Consent-Based Marketing in Ontario iGaming: What Players Agree To and How to Opt Out
Ontario’s regulated iGaming market puts unusual weight on one idea: offers should not chase you around the public internet. If you see a bonus-like message in a billboard, a broadcast spot, or a generic social ad, it is usually not an accident that the details are missing.
Regulations exist to keep inducements out of general view and place them where adults can make an active choice. So treat marketing consent as a persistent preference, not a forgotten checkbox. For unbiased tools and support, the RG Canada portal provides a clear resource focused on responsible play, independent research, and more.
This guide breaks down what “consent-based marketing” means in Ontario iGaming, what you typically agree to when you opt in, and how to opt out cleanly without guesswork.
What “active consent” means in Ontario iGaming
Ontario’s framework separates public advertising from direct marketing of inducements. In practice, inducements, bonuses, and credits are treated as higher-risk messaging, so the system restricts where they can show up and how they can be delivered. Legal summaries of the standards describe a carve-out that allows inducements to be communicated only on an operator’s site/app or through direct communication after the player has first consented.
Two details matter for players:
- Consent must be active, not assumed. The idea is that you intentionally opt in, rather than being enrolled by default.
- Consent is tied to the specific operator’s site/app.
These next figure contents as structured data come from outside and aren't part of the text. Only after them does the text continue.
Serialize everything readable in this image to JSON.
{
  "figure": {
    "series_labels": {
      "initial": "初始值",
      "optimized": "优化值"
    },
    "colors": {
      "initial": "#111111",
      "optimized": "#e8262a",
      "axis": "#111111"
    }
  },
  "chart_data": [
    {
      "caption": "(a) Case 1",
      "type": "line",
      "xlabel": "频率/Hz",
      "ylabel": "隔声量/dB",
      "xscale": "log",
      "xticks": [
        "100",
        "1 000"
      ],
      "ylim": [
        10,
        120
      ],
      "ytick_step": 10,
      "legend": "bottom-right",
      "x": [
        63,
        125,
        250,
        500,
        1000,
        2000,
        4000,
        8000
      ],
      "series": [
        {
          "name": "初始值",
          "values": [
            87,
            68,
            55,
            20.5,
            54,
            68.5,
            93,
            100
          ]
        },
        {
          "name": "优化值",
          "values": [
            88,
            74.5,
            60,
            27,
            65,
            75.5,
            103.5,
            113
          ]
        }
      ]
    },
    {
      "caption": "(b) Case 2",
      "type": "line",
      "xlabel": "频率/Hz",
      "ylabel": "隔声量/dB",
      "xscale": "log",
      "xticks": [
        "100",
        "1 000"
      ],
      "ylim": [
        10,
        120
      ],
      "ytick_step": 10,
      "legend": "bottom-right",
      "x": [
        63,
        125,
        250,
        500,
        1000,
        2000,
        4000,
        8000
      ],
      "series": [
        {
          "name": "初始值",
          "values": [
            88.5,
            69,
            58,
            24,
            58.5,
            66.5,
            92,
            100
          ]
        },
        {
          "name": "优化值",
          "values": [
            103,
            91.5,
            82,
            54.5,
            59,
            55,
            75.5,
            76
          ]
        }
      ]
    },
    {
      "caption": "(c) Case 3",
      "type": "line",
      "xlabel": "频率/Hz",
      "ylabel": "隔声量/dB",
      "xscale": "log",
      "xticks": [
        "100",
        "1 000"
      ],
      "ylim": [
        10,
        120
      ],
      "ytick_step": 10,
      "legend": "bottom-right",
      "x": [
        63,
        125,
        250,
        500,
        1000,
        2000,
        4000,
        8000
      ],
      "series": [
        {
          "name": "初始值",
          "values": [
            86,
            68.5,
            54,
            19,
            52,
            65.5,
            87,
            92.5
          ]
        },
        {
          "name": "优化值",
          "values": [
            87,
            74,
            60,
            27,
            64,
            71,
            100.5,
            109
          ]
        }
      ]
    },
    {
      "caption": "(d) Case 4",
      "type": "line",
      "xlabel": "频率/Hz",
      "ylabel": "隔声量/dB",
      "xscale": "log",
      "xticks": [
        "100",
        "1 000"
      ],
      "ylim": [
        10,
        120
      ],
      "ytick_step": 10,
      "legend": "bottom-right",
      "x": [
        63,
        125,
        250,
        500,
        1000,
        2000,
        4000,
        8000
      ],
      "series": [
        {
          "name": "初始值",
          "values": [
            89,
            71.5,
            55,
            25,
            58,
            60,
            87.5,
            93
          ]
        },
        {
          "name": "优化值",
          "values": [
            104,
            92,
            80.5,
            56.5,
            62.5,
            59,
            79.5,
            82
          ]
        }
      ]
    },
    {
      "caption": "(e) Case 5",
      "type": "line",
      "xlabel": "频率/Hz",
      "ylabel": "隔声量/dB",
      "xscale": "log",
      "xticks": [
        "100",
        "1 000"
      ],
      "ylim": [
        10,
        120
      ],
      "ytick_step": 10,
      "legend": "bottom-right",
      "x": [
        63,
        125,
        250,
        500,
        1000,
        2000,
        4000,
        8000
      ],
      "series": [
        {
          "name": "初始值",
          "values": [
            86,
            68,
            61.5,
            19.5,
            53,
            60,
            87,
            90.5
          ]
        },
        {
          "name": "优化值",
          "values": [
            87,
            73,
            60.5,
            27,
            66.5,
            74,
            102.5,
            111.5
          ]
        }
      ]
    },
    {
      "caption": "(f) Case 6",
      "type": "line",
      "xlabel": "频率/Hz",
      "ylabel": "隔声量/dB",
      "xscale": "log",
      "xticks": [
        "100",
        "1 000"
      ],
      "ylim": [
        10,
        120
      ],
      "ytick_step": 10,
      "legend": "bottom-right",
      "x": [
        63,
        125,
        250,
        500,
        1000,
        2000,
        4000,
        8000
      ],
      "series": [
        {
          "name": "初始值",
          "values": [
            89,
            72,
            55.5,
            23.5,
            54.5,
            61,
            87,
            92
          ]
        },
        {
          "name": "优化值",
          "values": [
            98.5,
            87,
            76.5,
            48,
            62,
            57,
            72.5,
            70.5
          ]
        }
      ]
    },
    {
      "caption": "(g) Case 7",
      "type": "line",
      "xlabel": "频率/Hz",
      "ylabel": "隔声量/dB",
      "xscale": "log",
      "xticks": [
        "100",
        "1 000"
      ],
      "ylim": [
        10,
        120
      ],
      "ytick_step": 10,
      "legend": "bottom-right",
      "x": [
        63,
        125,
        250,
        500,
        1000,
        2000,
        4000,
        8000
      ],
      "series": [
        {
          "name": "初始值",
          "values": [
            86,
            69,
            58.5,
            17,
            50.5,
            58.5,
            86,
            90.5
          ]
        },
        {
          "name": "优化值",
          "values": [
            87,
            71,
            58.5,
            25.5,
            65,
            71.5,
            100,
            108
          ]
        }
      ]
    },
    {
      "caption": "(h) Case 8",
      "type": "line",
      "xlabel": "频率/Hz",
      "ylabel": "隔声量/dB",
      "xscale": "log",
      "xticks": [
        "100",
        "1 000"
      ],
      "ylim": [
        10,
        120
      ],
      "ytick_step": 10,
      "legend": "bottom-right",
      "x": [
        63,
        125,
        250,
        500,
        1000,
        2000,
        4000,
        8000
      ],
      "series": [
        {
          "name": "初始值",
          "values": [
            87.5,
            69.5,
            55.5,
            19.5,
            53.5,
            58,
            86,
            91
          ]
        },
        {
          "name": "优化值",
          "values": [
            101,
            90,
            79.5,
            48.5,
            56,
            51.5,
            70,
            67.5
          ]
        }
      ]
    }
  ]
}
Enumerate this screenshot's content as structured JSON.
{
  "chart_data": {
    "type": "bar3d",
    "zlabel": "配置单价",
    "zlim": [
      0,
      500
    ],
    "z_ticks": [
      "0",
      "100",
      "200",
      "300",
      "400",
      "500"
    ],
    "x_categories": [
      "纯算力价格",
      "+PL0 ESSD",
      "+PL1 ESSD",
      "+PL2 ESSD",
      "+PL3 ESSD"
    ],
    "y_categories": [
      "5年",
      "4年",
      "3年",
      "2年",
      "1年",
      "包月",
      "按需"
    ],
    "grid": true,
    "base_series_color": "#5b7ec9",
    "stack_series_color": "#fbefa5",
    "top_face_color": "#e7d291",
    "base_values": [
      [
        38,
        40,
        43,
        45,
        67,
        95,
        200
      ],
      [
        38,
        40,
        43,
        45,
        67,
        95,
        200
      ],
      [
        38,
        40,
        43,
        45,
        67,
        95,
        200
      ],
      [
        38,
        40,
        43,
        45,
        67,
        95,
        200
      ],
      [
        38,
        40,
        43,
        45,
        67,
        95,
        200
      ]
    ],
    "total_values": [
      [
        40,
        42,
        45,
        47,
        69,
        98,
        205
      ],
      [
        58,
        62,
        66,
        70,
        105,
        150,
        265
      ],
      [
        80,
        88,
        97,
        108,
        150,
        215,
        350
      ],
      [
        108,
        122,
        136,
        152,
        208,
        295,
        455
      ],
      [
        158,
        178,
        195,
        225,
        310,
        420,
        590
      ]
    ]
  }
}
Commentary around the standards notes that consent gathered elsewhere, such as third-party sites, does not satisfy the requirement in the same way.
If you remember only one thing, make it this: in Ontario, offers are supposed to be something you choose to receive, not something that follows you automatically.
Public ads vs direct marketing: where bonuses can appear
The easiest way to understand the system is to map it to “where you are” when you see an offer.
Public domain (broad-reach): public advertising of inducements is described as strictly prohibited, including targeted and algorithm-based ads.
Operator-controlled space: once you choose to visit an operator’s gaming site or app, offers can be displayed there.
Direct marketing: offers can be sent directly, but only to individuals who have consented on the operator’s site.
This is why many Ontario-facing ads feel “brand-forward” rather than “deal-forward.” The detailed bonus terms are pushed into operator environments (site/app) or into consented channels, not into mass marketing.
What you are actually opting into
When you opt in to direct marketing from an operator, you are usually agreeing to receive promotional messages through one or more channels. One legal summary notes that “direct marketing and advertising” can include direct messaging via social media, email, texts, and phone calls.
From a player perspective, here is what to assume you are approving unless the settings say otherwise:
- Channel permission: email, SMS, app notifications, and sometimes direct messages.
- Offer-based messaging: bonus or credit information delivered in direct communications after you consent.
- Compliance-style disclosures: offers are expected to be truthful, and material conditions should be disclosed when the inducement is presented, according to summaries of the standards.
This is not automatically “good” or “bad.” You choose the access, but also manage the exposure. If marketing pushes you toward poor decisions, willpower is the wrong tool. Remove the trigger entirely.
How to opt out without losing your account access
Opting out should be straightforward, but it works best when you do it in layers. Canada’s anti-spam rules around commercial electronic messages are commonly summarized as requiring an easy-to-use unsubscribe mechanism and sender contact information in those messages.
Use this sequence:
- Use the unsubscribe method inside the message.
For email, that is typically an unsubscribe link. For SMS, it may be a stop instruction or link, depending on the sender. - Change your in-account marketing preferences.
Most regulated operators provide toggles for marketing categories (promotions, product updates, newsletters). Turn off promotions first, then anything else you do not want. - Withdraw consent for inducements specifically.
If the operator separates “offers” from “service updates,” disable the inducement or promotions category so you still receive essential account messages. - Escalate to support if the messages do not stop.
Still getting marketing after opting out? Contact operator support immediately. Request written confirmation that your promotional consent is revoked. Document everything—screenshots of your settings and the messages provide clear evidence.
The goal is not to purge every message. It is to stop the ones that pressure decisions.
When to escalate: complaints and responsible gambling support
Ontario’s regulator sets standards, but there is also a Canada-wide layer for advertising complaints. Ad Standards explains that it administers complaints under the Canadian Gaming Association’s Code for Responsible Gaming Advertising, accepted as of January 1, 2026.
If something feels off, document the basics before you act:
- where you saw it (platform or channel),
- when you saw it,
- what made it concerning (youth appeal, unclear disclosure, implied certainty of winning, or inducement messaging in a public ad).
Then, if the issue fits advertising conduct, Ad Standards provides a complaint pathway under the CGA Code.
The CGA Code also defines “advertiser” broadly, explicitly including affiliates and influencers, which matters when promotional content is coming from third parties.
On the personal side, if marketing exposure is driving unwanted play, treat that as a signal to tighten your environment: reduce promotional channels, set limits before sessions, and use responsible gambling resources when you need support.